Some question whether the travel industry, thanks to its expansion, is responsible for killing the planet.  But visionary Virgin mogul Richard Branson tackled this thorny question rather well at a recent luncheon hosted by Condé Nast Traveler at the Council on Foreign Relations.  “I don’t think asking people to hold back progress is the way to deal with global warming.  Rather, we should all invest a percentage of our profits in energy that is clean.”  Whatever my feelings about Branson’s braggadocio, he is an innovator that is leading the way on clean aircraft fuel development.

Fellow Brit Tony Blair backed up Branson’s belief in the tourism industry being a positive force, albeit from a completely different standpoint.  Mr. Blair made a very powerful and forceful argument for tourism development as being critical to the Middle East peace process in helping Palestine achieve a viable economic state.  Blair in-person has that Bill Clinton-effect of mesmerizing an audience.  I hung on his every word.  At times, I wondered if maybe I had seen Love Actually too much, equating the real Blair with Hugh Grant’s version.  Regardless, by the end of his impassioned plea, I was ready to write a check and become an investor in a hotel in Gaza—for the sake of the planet.

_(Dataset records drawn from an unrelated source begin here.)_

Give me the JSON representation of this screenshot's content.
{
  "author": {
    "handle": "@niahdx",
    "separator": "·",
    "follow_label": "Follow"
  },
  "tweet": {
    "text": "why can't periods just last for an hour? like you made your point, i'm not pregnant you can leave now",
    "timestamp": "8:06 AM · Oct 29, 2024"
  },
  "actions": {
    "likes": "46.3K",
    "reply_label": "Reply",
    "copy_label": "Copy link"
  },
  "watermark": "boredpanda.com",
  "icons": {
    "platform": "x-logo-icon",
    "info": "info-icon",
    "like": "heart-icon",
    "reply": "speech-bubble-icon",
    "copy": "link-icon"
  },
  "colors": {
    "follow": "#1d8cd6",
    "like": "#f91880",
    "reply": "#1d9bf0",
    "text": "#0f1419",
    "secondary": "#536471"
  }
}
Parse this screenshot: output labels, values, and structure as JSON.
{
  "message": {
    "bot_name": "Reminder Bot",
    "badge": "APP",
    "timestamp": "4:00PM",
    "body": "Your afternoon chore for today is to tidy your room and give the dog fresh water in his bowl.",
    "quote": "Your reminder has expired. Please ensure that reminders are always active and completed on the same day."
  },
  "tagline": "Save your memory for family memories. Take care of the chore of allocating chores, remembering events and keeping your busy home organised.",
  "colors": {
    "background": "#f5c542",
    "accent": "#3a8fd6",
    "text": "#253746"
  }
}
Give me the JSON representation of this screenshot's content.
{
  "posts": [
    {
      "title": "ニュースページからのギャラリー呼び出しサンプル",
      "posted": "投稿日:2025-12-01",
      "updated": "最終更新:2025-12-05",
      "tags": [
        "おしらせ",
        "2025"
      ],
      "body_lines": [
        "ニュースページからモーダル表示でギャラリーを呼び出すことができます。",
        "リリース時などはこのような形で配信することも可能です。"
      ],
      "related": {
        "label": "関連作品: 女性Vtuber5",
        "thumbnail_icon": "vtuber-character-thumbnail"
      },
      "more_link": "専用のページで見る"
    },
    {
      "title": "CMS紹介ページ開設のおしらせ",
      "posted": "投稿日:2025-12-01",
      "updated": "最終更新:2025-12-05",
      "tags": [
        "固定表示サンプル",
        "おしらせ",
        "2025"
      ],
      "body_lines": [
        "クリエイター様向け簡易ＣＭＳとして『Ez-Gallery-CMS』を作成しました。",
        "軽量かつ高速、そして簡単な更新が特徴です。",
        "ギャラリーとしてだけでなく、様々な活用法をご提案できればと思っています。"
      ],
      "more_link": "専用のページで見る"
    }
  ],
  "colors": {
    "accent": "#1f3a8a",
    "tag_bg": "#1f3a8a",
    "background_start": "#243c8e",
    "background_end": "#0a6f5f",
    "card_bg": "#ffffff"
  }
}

Given my interest and knowledge of sustainable travel issues, I thought maybe it was time to start writing about it on ABCityblog.  So when the Holland Tourist Board asked me if I’d like to find out if it was true what their ad campaign proclaims—Everyone’s Gay in Amsterdam—I queerly said yes.  I have had some memorable, sexy times in Holland’s eco-friendly capital.  So what a perfect place to combine gay style and green travel in my new series of columns I’m calling “Green Globe Trekker—a personal look at stylish & sustainable travel.”

So stay tuned while I try to prove Kermit the Frog wrong—in this day and age it should be easy and fun and chic being green.

Let’s just hope that throughout this journey there are copious amounts of biodegradable soap.